In this intriguing study, Kinzer (The True Flag: Theodore Roosevelt, Mark Twain, and the Birth of American Empire, 2017, etc.) shows how U.S. officials drew on the findings of Nazi experiments on human “specimens” during World War II, which were exposed in the Nuremberg Trials, as well as notorious Japanese military trials that injected bacteria into and conducted lab tests on “expendable” humans. The U.S. enlisted many of these perpetrators to beef up postwar intelligence work. With the enemy now the Soviet Union and Red China, the U.S. needed to develop drugs that could be used as weapons of covert action.

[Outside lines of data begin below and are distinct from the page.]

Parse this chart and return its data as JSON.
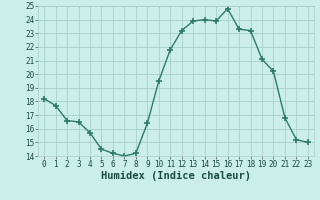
{
  "x": [
    0,
    1,
    2,
    3,
    4,
    5,
    6,
    7,
    8,
    9,
    10,
    11,
    12,
    13,
    14,
    15,
    16,
    17,
    18,
    19,
    20,
    21,
    22,
    23
  ],
  "y": [
    18.2,
    17.7,
    16.6,
    16.5,
    15.7,
    14.5,
    14.2,
    14.0,
    14.2,
    16.4,
    19.5,
    21.8,
    23.2,
    23.9,
    24.0,
    23.9,
    24.8,
    23.3,
    23.2,
    21.1,
    20.2,
    16.8,
    15.2,
    15.0
  ],
  "line_color": "#2d7a6a",
  "marker": "+",
  "marker_size": 4,
  "marker_lw": 1.2,
  "bg_color": "#cceee8",
  "grid_color": "#aacfca",
  "xlabel": "Humidex (Indice chaleur)",
  "ylim": [
    14,
    25
  ],
  "xlim": [
    -0.5,
    23.5
  ],
  "yticks": [
    14,
    15,
    16,
    17,
    18,
    19,
    20,
    21,
    22,
    23,
    24,
    25
  ],
  "xticks": [
    0,
    1,
    2,
    3,
    4,
    5,
    6,
    7,
    8,
    9,
    10,
    11,
    12,
    13,
    14,
    15,
    16,
    17,
    18,
    19,
    20,
    21,
    22,
    23
  ],
  "tick_fontsize": 5.5,
  "label_fontsize": 7.5,
  "line_width": 1.0
}
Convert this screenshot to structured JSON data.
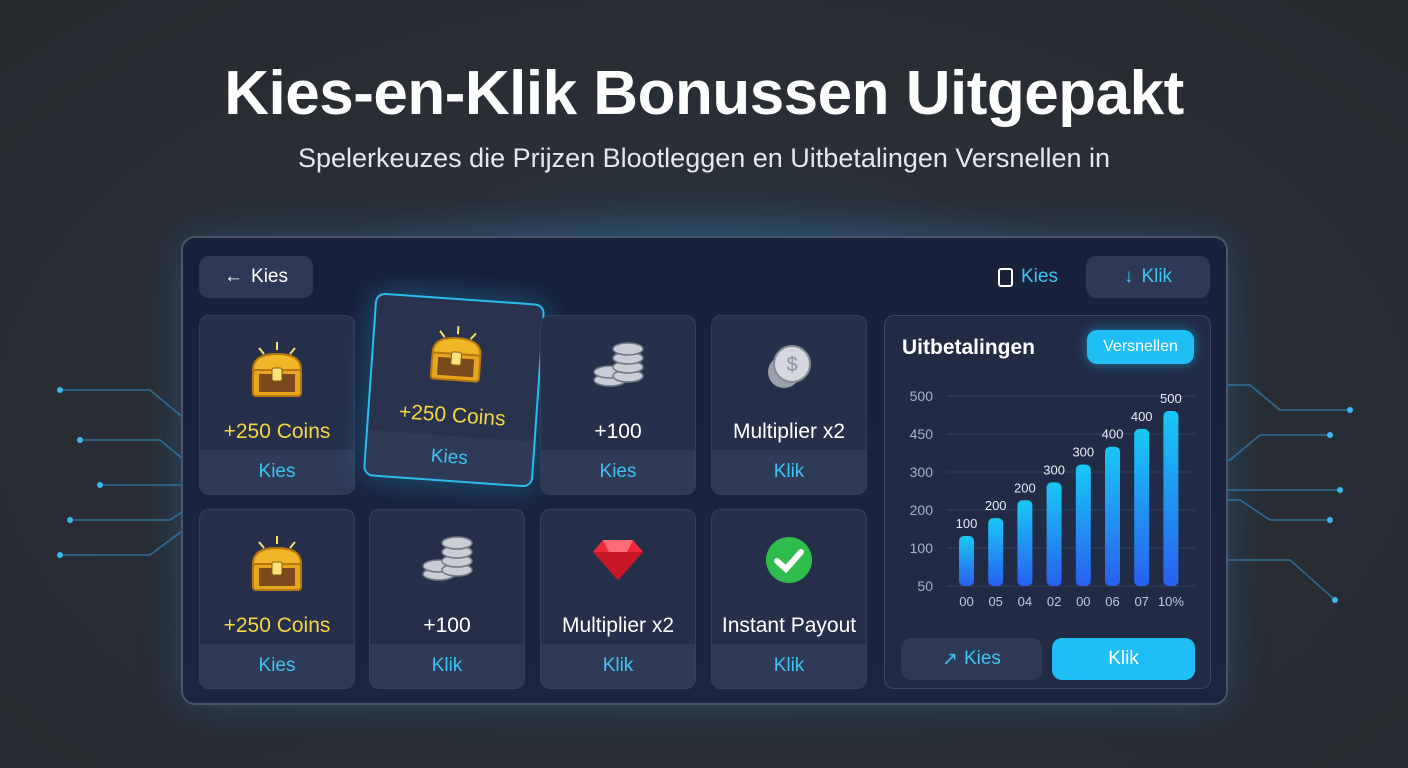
{
  "title": "Kies-en-Klik Bonussen Uitgepakt",
  "subtitle": "Spelerkeuzes die Prijzen Blootleggen en Uitbetalingen Versnellen in",
  "toolbar": {
    "back_label": "Kies",
    "kies_label": "Kies",
    "klik_label": "Klik"
  },
  "cards": [
    {
      "icon": "treasure-chest",
      "label": "+250 Coins",
      "action": "Kies",
      "gold": true
    },
    {
      "icon": "treasure-chest",
      "label": "+250 Coins",
      "action": "Kies",
      "gold": true,
      "selected": true
    },
    {
      "icon": "coin-stack",
      "label": "+100",
      "action": "Kies"
    },
    {
      "icon": "silver-coin",
      "label": "Multiplier x2",
      "action": "Klik"
    },
    {
      "icon": "treasure-chest",
      "label": "+250 Coins",
      "action": "Kies",
      "gold": true
    },
    {
      "icon": "coin-stack",
      "label": "+100",
      "action": "Klik"
    },
    {
      "icon": "red-gem",
      "label": "Multiplier x2",
      "action": "Klik"
    },
    {
      "icon": "check-circle",
      "label": "Instant Payout",
      "action": "Klik"
    }
  ],
  "payouts": {
    "title": "Uitbetalingen",
    "speed_button": "Versnellen",
    "kies_button": "Kies",
    "klik_button": "Klik"
  },
  "chart_data": {
    "type": "bar",
    "title": "Uitbetalingen",
    "categories": [
      "00",
      "05",
      "04",
      "02",
      "00",
      "06",
      "07",
      "10%"
    ],
    "values": [
      100,
      200,
      200,
      300,
      300,
      400,
      400,
      500
    ],
    "y_ticks": [
      "500",
      "450",
      "300",
      "200",
      "100",
      "50"
    ],
    "grid": true,
    "colors": {
      "top": "#19c8f5",
      "bottom": "#2860f0"
    }
  },
  "colors": {
    "accent": "#1fbff5",
    "background": "#2a2f37",
    "panel": "#17213a"
  }
}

The 1947 National Security Act created the National Security Council and the CIA, and the new program to study chemical and biological agents was called Bluebird—supposedly to “make prisoners ‘sing like a bird.’ ” In the early 1950s, the program was taken over by Sidney Gottlieb, a Bronx-born scholar of agricultural biology who had been studying pharmaceuticals and agricultural chemicals at the Department of Agriculture when his academic mentors—e.g., Allen Dulles—lured him to the work of what Kinzer characterizes as “medical torture.” This meant dosing unwilling patients with potent drugs like LSD and mescaline in an attempt to find some kind of “truth serum.” Eventually renamed MK-ULTRA, the program was run strictly by Gottlieb, “America’s mind control czar.” The author engagingly examines various facets of this bizarre program, which led to LSD experimentation within the scientists’ social circles, resulting in instances of overdose and even suicide. After a decade of research into mind control, Gottlieb and his colleagues were forced to “face their cosmic failure.” Ultimately, readers will feel Kinzer’s frustration that Gottlieb, after a late-life conversion and being hauled back to Washington, D.C., for two rounds of Senate hearings, maintained his “victimization” and never truly had to answer for the crime of “laying waste to other people’s minds and bodies.”
A valiantly researched study that resurrects a troubling episode in American history.